Résultat, « au terme d’une période de convergence s’étalant jusqu’en 2040, l’application des taux de cotisation du système universel de retraites (et de la réforme de l’assiette sociale) se traduirait par une hausse des cotisations pour les avocats dont les revenus se situent entre 50 % et 190 % du PASS [plafond annuel de la sécurité sociale, ndlr], soit un peu moins de la moitié de la profession. Au maximum, la hausse de cotisation serait égale à 30 % des cotisations d’assurance-vieillesse calculées selon le barème 2040 de la CNBF et concernerait les avocats dont le revenu est égal au PASS ». Le gouvernement table sur la réforme de l’assiette sociale pour démontrer que l’avocat, selon les cas, paiera au final moins que ce qu’il devrait acquitter sans réforme.

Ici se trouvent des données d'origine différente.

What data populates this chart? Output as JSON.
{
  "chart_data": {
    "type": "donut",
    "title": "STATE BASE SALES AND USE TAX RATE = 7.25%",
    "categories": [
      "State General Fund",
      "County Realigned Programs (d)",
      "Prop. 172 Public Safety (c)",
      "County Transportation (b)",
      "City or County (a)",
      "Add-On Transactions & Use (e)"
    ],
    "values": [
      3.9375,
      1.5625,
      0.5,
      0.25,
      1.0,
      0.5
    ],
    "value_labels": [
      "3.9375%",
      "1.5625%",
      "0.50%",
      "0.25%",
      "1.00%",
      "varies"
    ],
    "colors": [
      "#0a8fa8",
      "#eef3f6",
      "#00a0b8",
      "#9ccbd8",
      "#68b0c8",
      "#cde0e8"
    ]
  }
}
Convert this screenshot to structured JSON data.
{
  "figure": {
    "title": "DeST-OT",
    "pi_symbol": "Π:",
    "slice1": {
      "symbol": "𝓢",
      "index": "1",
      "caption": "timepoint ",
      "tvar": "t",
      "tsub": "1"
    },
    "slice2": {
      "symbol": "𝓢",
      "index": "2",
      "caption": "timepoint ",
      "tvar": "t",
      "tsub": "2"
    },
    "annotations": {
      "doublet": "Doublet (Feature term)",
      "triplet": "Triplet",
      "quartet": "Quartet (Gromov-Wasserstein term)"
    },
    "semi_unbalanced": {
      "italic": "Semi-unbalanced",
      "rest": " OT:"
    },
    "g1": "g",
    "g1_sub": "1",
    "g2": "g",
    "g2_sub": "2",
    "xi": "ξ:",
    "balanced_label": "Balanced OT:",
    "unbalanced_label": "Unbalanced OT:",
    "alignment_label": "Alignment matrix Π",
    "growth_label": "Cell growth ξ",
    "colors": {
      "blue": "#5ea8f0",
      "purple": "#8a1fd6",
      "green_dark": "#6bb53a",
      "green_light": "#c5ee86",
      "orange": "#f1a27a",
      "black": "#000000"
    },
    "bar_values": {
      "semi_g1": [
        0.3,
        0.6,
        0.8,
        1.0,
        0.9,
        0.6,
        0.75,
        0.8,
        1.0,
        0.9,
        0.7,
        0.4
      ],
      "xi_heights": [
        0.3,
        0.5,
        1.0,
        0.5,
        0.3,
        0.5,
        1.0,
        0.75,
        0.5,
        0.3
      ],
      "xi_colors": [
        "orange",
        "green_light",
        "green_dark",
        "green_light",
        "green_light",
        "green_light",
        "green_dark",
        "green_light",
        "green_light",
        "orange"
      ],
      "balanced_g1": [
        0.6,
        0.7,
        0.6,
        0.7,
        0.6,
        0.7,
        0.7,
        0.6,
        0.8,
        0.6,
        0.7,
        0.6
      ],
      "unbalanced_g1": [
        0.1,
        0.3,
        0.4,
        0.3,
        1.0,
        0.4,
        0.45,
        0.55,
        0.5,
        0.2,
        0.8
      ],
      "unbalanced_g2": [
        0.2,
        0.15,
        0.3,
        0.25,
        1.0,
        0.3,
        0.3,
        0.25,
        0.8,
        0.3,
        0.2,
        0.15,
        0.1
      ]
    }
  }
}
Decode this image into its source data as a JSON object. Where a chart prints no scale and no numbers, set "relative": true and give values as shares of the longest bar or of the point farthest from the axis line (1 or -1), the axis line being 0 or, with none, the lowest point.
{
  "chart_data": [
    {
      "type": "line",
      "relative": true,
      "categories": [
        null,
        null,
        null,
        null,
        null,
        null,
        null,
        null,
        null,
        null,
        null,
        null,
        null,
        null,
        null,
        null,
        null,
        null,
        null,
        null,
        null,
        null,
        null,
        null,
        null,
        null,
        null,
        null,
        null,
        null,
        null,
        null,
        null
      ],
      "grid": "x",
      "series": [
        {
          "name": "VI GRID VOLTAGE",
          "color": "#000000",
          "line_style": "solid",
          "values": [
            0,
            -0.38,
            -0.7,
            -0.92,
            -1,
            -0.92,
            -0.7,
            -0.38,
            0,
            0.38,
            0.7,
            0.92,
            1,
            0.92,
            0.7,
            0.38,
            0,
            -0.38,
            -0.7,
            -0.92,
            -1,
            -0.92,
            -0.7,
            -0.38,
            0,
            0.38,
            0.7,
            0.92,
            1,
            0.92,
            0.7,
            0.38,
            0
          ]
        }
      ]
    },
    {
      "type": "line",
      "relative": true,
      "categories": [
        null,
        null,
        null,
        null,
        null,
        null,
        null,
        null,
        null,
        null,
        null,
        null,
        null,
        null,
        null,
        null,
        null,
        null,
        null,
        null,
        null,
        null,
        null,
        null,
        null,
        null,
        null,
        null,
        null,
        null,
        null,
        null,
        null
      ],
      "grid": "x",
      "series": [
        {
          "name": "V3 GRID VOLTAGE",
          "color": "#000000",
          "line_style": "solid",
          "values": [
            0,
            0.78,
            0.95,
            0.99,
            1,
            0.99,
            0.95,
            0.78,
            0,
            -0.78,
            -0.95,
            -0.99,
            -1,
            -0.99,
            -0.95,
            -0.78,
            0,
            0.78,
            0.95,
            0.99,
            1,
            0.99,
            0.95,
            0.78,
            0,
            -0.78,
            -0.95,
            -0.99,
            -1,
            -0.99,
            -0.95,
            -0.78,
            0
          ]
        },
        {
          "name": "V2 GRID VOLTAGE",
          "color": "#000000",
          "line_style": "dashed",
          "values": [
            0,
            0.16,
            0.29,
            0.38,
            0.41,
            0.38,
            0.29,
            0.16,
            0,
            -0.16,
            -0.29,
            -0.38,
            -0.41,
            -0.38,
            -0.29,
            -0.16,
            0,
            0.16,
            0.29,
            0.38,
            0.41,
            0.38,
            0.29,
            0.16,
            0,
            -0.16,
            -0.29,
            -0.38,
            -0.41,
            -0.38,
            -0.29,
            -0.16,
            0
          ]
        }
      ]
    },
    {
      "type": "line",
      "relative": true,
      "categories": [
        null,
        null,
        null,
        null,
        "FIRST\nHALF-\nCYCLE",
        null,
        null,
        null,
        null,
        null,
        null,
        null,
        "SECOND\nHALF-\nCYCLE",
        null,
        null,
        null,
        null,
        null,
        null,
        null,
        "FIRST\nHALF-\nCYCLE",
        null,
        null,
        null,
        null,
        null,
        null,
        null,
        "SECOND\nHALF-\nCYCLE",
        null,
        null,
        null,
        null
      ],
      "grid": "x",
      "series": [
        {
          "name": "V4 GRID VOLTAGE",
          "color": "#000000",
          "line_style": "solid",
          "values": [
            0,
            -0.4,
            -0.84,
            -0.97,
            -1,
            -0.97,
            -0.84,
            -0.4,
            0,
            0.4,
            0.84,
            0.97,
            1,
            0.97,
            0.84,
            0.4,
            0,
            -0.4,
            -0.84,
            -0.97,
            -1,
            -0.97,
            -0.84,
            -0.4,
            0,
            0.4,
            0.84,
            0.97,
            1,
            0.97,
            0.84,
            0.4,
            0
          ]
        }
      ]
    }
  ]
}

Parmi les simulations présentées dans le document, certaines ont fait sourire les avocats. Ainsi peut-on y lire : « pour chaque carrière, le revenu est supposé augmenter chaque année comme le salaire moyen par tête, c’est-à-dire de 3,05 % ». Un avocat s’esclaffe : « Là, je me dis que j’ai dû rater quelque chose dans ce métier ». Autre exemple : « En bas de la page 454, explique un membre du CNB, il est indiqué que la hausse des cotisations affectera les revenus situés en dessous de 190 % du PASS (c’est-à-dire 78 000[ESPACE€]), soit “un peu moins de la moitié de la profession”. Or le revenu médian de la profession est de 43 000 €, c’est-à-dire que 50 % des avocats gagnent moins. Il est donc inexact de dire qu’une mesure qui affecte les revenus inférieurs à 78 000 € ne concerne que la moitié de la profession ! Manifestement, la Chancellerie confond le revenu médian (43 000 €) avec le revenu moyen (77 000 €)... »
Le Conseil national des barreaux a voté, samedi 25 janvier, à l’unanimité, la poursuite du mouvement et a appelé tous les avocats à se joindre à la manifestation nationale prévue lundi 3 février, jour de l’ouverture de l’examen des deux projets de loi par l’Assemblée nationale. Les instances de la profession seront reçues une deuxième fois par Matignon le 2 février.